People with mild cognitive impairment, or MCI, have cognitive deficits that are more pronounced than is typical for their age group, but less severe than those with Alzheimer's dementia. While MCI can be a precursor to Alzheimer's disease, it is unclear how many people with MCI will go on to develop dementia.
To address this question, University of Pittsburgh researchers led a study involving nearly 2,000 volunteers age 65 or older living in a western Pennsylvania community (Ganguli et al., 2011). They found that only a small proportion of those who met the diagnostic criteria for MCI progressed to dementia over the course of 1 year; the majority remained stable, and a few even improved.
These results differ from previous findings in clinical research settings, perhaps because people who seek clinical diagnosis and care for MCI (either on their own or at the behest of family members) may already be on the way to developing dementia. MCI in the general community may spring from a greater variety of causes that can be treated or managed, such as depression or side effects from medications.

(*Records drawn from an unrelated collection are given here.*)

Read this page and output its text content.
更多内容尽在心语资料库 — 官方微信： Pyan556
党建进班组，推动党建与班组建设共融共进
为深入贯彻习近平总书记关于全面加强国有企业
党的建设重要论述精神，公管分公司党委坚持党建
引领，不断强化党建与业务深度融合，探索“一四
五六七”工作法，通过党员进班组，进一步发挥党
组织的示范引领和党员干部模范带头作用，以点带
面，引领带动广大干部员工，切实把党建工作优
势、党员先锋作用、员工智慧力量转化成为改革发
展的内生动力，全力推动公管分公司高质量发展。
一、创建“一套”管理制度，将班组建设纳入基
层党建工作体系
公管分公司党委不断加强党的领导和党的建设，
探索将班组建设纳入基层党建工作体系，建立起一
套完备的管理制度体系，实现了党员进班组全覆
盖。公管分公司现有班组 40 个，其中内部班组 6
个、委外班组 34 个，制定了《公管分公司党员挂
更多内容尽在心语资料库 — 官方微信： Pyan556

The study also showed that MCI is more likely to progress to dementia when a person has specific memory impairment and/or more than one impaired cognitive domain.
Alzheimer's disease has a long prodromal phase, during which people begin to experience cognitive changes that herald the onset of the more severe stages of the disorder. To better understand this early stage, researchers at Rush University Medical Center, Chicago, followed for up to 16 years more than 2,000 older volunteers participating in two ongoing studies, the Religious Orders Study and the Rush Memory and Aging Project (Wilson et al., 2011).
They found that the 462 volunteers who eventually developed Alzheimer's showed accelerated decline in multiple areas of cognitive function (memory, visuospatial skills, and perceptual processing) during the 5 to 6 years before receiving a diagnoses of Alzheimer's disease. In contrast, little evidence of cognitive decline was seen in the larger group of participants who remained free of the disease.
This study suggests that declines in cognitive function are detectable well before the onset of Alzheimer's dementia, and that changes in cognition are not an inevitable consequence of aging. Further, it suggests that treatments, once available, may be most effective if started early-underscoring the need for biological and behavioral markers to aid in early detection.